While statistics from a variety of studies do not validate a massive trend toward firm sales to roll-ups, there is evidence that young advisors feel stymied in their efforts to acquire interests in their firms. The obstacles are not constructed by firm owners alone, however; many of the barriers are self-imposed by the young advisors. This scenario frustrates firm founders as well as the people they employ.
Why are young advisor’s reluctant buyers? There are four big reasons:
1. The high cost of purchasing an ownership interest
2. The desire to own 100% in a smaller firm over a minority stake in a larger firm
3.The perception that ownership means “more work”

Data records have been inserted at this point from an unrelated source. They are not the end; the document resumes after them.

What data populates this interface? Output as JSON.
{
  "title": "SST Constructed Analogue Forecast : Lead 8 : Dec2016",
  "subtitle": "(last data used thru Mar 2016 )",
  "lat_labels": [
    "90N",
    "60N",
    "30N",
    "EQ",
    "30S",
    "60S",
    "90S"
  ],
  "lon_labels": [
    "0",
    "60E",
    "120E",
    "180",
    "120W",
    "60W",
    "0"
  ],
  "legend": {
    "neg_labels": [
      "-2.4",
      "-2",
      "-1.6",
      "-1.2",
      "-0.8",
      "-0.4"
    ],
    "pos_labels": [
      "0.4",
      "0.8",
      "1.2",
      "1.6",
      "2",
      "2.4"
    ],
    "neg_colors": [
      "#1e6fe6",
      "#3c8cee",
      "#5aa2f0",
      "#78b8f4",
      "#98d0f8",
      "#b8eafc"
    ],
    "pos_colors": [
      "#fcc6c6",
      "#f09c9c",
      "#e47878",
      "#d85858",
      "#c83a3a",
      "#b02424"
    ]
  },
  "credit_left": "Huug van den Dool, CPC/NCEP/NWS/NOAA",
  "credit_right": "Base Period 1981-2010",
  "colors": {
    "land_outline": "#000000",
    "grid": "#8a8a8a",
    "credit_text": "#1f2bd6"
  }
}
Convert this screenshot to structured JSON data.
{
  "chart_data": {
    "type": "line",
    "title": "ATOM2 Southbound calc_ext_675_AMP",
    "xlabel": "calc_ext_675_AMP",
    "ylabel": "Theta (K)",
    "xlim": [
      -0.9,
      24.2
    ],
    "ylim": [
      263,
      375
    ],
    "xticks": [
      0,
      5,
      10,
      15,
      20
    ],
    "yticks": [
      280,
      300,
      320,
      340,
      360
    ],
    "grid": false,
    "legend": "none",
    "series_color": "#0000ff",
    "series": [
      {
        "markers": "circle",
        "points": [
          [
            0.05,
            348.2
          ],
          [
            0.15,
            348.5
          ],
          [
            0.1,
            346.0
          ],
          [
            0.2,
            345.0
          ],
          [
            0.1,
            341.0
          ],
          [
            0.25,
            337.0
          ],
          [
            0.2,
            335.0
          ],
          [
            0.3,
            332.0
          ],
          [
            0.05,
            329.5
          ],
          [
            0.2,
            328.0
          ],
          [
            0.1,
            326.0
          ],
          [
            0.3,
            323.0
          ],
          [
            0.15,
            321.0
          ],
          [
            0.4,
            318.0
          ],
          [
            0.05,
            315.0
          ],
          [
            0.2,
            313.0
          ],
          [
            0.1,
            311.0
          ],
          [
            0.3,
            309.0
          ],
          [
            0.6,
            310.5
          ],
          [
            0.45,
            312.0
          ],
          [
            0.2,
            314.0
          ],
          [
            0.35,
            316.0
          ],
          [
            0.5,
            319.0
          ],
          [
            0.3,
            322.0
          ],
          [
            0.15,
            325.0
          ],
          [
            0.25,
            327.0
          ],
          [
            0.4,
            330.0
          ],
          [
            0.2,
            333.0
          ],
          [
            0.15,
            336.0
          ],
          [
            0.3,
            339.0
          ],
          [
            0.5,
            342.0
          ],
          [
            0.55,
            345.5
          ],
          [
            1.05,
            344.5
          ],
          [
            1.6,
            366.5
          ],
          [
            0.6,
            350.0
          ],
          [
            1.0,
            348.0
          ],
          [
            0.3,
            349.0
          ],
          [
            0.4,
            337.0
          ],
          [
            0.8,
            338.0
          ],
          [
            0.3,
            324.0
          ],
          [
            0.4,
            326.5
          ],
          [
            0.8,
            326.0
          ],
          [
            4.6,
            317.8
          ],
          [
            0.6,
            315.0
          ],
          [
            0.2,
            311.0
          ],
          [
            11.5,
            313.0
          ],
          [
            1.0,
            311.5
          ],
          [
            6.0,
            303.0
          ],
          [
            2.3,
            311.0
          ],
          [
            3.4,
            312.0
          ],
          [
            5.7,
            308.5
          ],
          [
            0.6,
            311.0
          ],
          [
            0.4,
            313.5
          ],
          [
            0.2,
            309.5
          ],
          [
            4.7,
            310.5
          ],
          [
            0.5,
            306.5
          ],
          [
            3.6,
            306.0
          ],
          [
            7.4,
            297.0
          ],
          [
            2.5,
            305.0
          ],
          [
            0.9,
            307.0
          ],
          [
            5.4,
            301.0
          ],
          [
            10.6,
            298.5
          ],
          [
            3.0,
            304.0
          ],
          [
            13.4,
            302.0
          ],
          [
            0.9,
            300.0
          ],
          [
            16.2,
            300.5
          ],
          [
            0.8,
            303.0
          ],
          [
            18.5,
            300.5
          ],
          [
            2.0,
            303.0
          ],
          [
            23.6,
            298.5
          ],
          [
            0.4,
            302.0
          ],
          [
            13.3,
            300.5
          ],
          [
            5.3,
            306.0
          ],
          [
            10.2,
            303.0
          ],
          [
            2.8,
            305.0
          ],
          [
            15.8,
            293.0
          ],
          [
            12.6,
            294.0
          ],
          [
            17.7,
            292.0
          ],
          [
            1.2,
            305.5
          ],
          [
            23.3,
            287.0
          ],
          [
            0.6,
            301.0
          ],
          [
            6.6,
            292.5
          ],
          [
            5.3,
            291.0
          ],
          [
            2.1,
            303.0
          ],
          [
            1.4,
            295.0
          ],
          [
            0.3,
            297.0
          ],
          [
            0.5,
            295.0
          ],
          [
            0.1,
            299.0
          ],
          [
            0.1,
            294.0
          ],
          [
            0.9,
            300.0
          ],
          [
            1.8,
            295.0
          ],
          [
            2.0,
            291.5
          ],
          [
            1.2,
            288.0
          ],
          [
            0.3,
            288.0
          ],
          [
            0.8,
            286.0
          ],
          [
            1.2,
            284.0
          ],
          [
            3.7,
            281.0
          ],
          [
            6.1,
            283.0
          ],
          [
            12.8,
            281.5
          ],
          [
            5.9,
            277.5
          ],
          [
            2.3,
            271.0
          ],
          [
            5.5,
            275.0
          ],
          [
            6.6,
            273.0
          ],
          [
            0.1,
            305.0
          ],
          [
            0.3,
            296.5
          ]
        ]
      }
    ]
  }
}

4. A sense of entitlement that their labor has earned them equity in the enterprise
An obsession with the financial aspects of the business begins early in an advisor’s career. It starts with a feeling of being underpaid, proceeds to an illusion that his contributions have saved the business from ruin, and culminates in the belief that several years of toil add up to thousands of dollars in sweat equity that should be paid out in shares in the company. This combination of emotional and financial angst often creates great stress for both the current and prospective owners.
Cost to Purchase
It is generally true that sellers of advisory firms have an inflated perception of firm value which, for some reason, has not been tempered by the market disruption we’ve experienced of late. Many sellers calculate that their years of pain growing the business, plus their assets under management, plus their personal reputation, plus the sacrifices they made to hire the young advisor in the first place, add up to a valuation that will ensure their financial independence through their retirement years.
Further, they are certain that others in the industry have sold their practices for high multiples of revenue and cash on the barrelhead. This assertion is usually the opening volley in negotiations with younger prospective partners who challenge the asking price. When prospective buyers calculate the cost of purchase based on the current perception of value, they cannot make the numbers work.
Even when the valuations and terms are reasonable, young buyers still balk because they are uncomfortable with the risk of such a large outlay. To overcome this obstacle, both buyer and seller must approach the price in a more rational way, and structure the terms of purchase so that the seller receives fair value for the risk he is taking in self-financing the sale, and the purchaser may meet his obligations out of the cash flow from the business. But the young buyer should also frame their decision in the context of a personal financial plan, and make decisions based on his own risk tolerance and their immediate future needs for liquidity.